Postgres Interface#

Postgres is the primary supported backend for PostBOUND. Historically, it was the first and only supported backend and has influenced the overall design of the database abstraction. The Postgres backend was eventually generalized into the database abstraction. Therefore, all features of the database abstraction are supported by the Postgres backend. Additionally, the Postgres backend provides a number of features that make working with a Postgres server easier. Since these are specific to Postgres, they are not part of the general database abstraction. This document outlines the general usage as well as the special features of the Postgres backend.

Setup#

To use the Postgres backend, you need a running Postgres server. To make use of the hinting functionality, this server must at least have the pg_hint_plan extension installed and enabled. For more advanced hinting features, we recommend using pg_lab. In addition to the pg_hint_plan hints, pg_lab provides support for base table cardinalities and reliable support for memoize operators, materialize operators, and parallel execution of subplans.

To connect to the Postgres server, you need to provide the connection parameters either via a connection string or (recommended) via a config file. See the connect() function for details. The Postgres interface will detect the available hinting mechanism automatically.

The PostBOUND repository contains utility scripts to setup a local Postgres server with pg_hint_plan from scratch. These are located in the db-support/postgres directory. The postgres-setup.sh script will install Postgres, create a new database cluster, and setup a Postgres server with the pg_hint_plan extension enabled. The postgres-config-generator.py utility will generate an optimized Postgres configuration based on your hardware based on PGTune. Finally, the workloadXYZ-setup.sh scripts will create commonly-used database instances such as IMDB/JOB, Stats, or Stack on your Postgres server.

Usage#

The Postgres backend is available from the postgres module. You can create a connection to a Postgres server using the connect() function. The returned database instance functions like any regular postbound.Database interface:

import postbound as pb

pg_instance = pb.postgres.connect(config_file="pg-connect.toml")
job = pb.workloads.job()
pg_instance.execute_query(job["1a"])

Supported Backend Features#

Feature

Status

Query Execution

fully supported

Query Execution with timeouts

fully supported

Schema interface

fully implemented

Statistics interface

fully implemented

EXPLAIN parsing and query plan extraction

fully supported

EXPLAIN ANALYZE plans

fully supported

Extraction of cardinality estimates

fully supported

Extraction of cost estimates

fully supported

Plan hinting

fully supported

Advanced Backend Features#

In addition to the standardized database abstraction features, the Postgres backend provides the following additional features:

Query Plans#

To obtain DuckDB query plans, you can either use the query_plan() method or parse the EXPLAIN output manually using PostgresExplainPlan. Both options yield the same results:

# obtain a query plan directly:
plan = pg_instance.optimizer().query_plan(job["1a"])

# this is equivalent to:
explain_query = pb.transform.as_explain(job["1a"])
raw_plan = pg_instance.execute_query(explain_query)
equivalent_plan = pb.postgres.PostgresExplainPlan(raw_plan)

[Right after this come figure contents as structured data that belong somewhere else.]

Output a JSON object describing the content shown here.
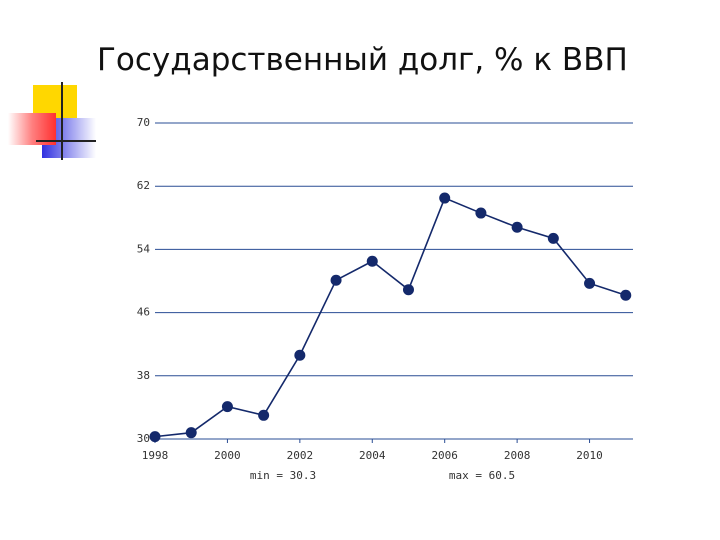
{
  "chart_data": {
    "type": "line",
    "title": "Государственный долг, % к ВВП",
    "x": [
      1998,
      1999,
      2000,
      2001,
      2002,
      2003,
      2004,
      2005,
      2006,
      2007,
      2008,
      2009,
      2010,
      2011
    ],
    "series": [
      {
        "color": "#14296b",
        "values": [
          30.3,
          30.8,
          34.1,
          33.0,
          40.6,
          50.1,
          52.5,
          48.9,
          60.5,
          58.6,
          56.8,
          55.4,
          49.7,
          48.2
        ]
      }
    ],
    "xlim": [
      1998,
      2011.2
    ],
    "xticks": [
      1998,
      2000,
      2002,
      2004,
      2006,
      2008,
      2010
    ],
    "ylim": [
      30,
      70
    ],
    "yticks": [
      30,
      38,
      46,
      54,
      62,
      70
    ],
    "grid": true,
    "grid_color": "#2a4d94",
    "annotations": [
      "min = 30.3",
      "max = 60.5"
    ]
  }
}
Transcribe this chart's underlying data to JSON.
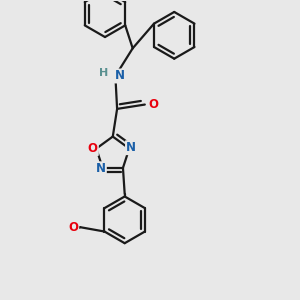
{
  "background_color": "#e8e8e8",
  "bond_color": "#1a1a1a",
  "bond_width": 1.6,
  "atom_colors": {
    "N": "#1a5fa8",
    "O": "#e8000d",
    "H": "#5a9090",
    "C": "#1a1a1a"
  },
  "font_size_atom": 8.5,
  "font_size_H": 8.0
}
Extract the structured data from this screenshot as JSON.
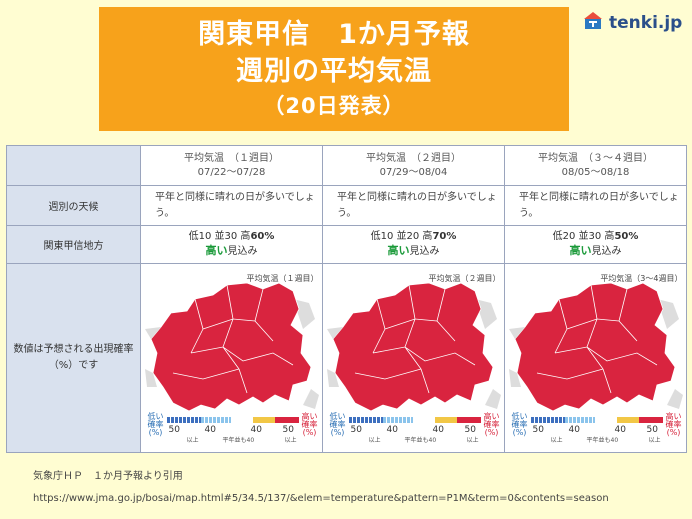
{
  "title": {
    "line1": "関東甲信　1か月予報",
    "line2": "週別の平均気温",
    "line3": "（20日発表）"
  },
  "brand": {
    "name": "tenki.jp",
    "icon": "tenki-umbrella-icon",
    "color": "#2b4f8a"
  },
  "table": {
    "periods": [
      {
        "label": "平均気温　（１週目）",
        "dates": "07/22〜07/28",
        "weather": "平年と同様に晴れの日が多いでしょう。",
        "prob_text": "低10 並30 高",
        "prob_high": "60%",
        "strong": "高い",
        "strong_tail": "見込み",
        "map_caption": "平均気温（１週目）"
      },
      {
        "label": "平均気温　（２週目）",
        "dates": "07/29〜08/04",
        "weather": "平年と同様に晴れの日が多いでしょう。",
        "prob_text": "低10 並20 高",
        "prob_high": "70%",
        "strong": "高い",
        "strong_tail": "見込み",
        "map_caption": "平均気温（２週目）"
      },
      {
        "label": "平均気温　（３〜４週目）",
        "dates": "08/05〜08/18",
        "weather": "平年と同様に晴れの日が多いでしょう。",
        "prob_text": "低20 並30 高",
        "prob_high": "50%",
        "strong": "高い",
        "strong_tail": "見込み",
        "map_caption": "平均気温（3〜4週目）"
      }
    ],
    "row_weather": "週別の天候",
    "row_region": "関東甲信地方",
    "row_map": "数値は予想される出現確率（%）です"
  },
  "legend": {
    "low_label": "低い\n確率\n(%)",
    "high_label": "高い\n確率\n(%)",
    "ticks": [
      "50",
      "40",
      "40",
      "50"
    ],
    "sub_left": "以上",
    "sub_mid": "平年並も40",
    "sub_right": "以上"
  },
  "colors": {
    "map_fill": "#d9243f",
    "sea": "#ffffff",
    "legend_blue": "#3d6fbf",
    "legend_lightblue": "#8bc4ec",
    "legend_yellow": "#f2c746",
    "legend_red": "#d9243f"
  },
  "source": "気象庁ＨＰ　１か月予報より引用",
  "url": "https://www.jma.go.jp/bosai/map.html#5/34.5/137/&elem=temperature&pattern=P1M&term=0&contents=season"
}
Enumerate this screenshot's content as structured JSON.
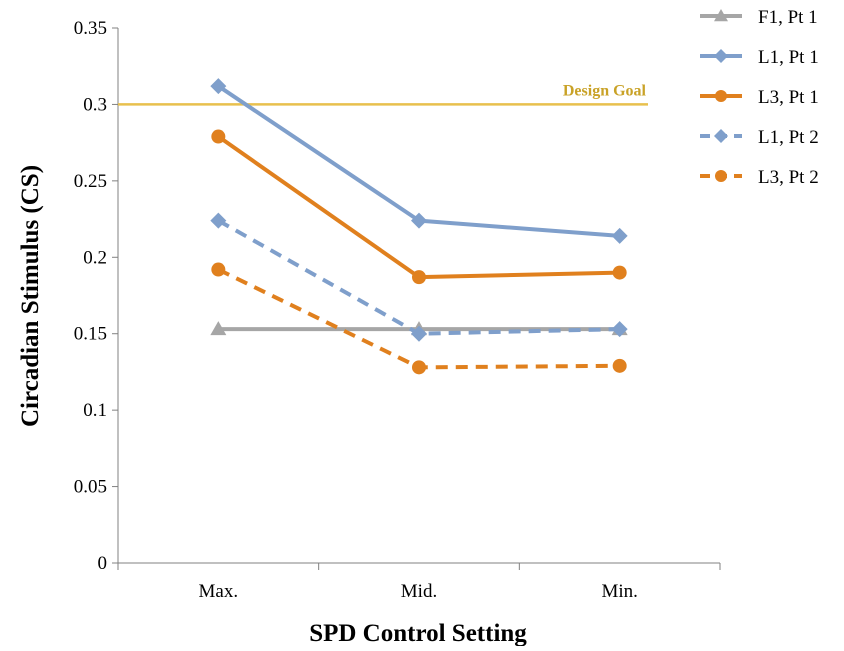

Optimizing the Server Configuration#

The PostBOUND repository contains a utility script db-support/postgres/postgres-config-generator.py that generates an optimized Postgres configuration based on your hardware. The script uses rules from PGTune. The script outputs an SQL file that contains the necessary ALTER SYSTEM commands to modify the postgresql.conf. Please note that these are just heuristics that might not be optimal for your workload. Furthermore, the settings are intended for a dedicated database server and a single user, single query at-a-time scenario.

One fragile aspect of the script is figuring out whether the database is stored on an SSD or HDD. If the script misdetects the storage type or raises an error, you can manually specify it via --disk-type.

Hinting Backends#

The PostgresInterface supports two different hinting backends: the widely-used pg_hint_plan and the research-focused pg_lab. pg_lab is a fork of vanilla Postgres that adds additional extension points to the server. These extension points allow to control optimizer internals in a fine-grained manner. The hinting extension shipped with pg_lab uses these extension points to provide more reliable and more detailed hinting features compared to pg_hint_plan.

Upon establishing a server connection, the Postgres interface automatically detects which hinting backend is available on the server and adjusts its hinting dialect used in generate_hints() accordingly. If for some reason you want to change the current hinting dialect, you can do so via the backend attribute available via hinting().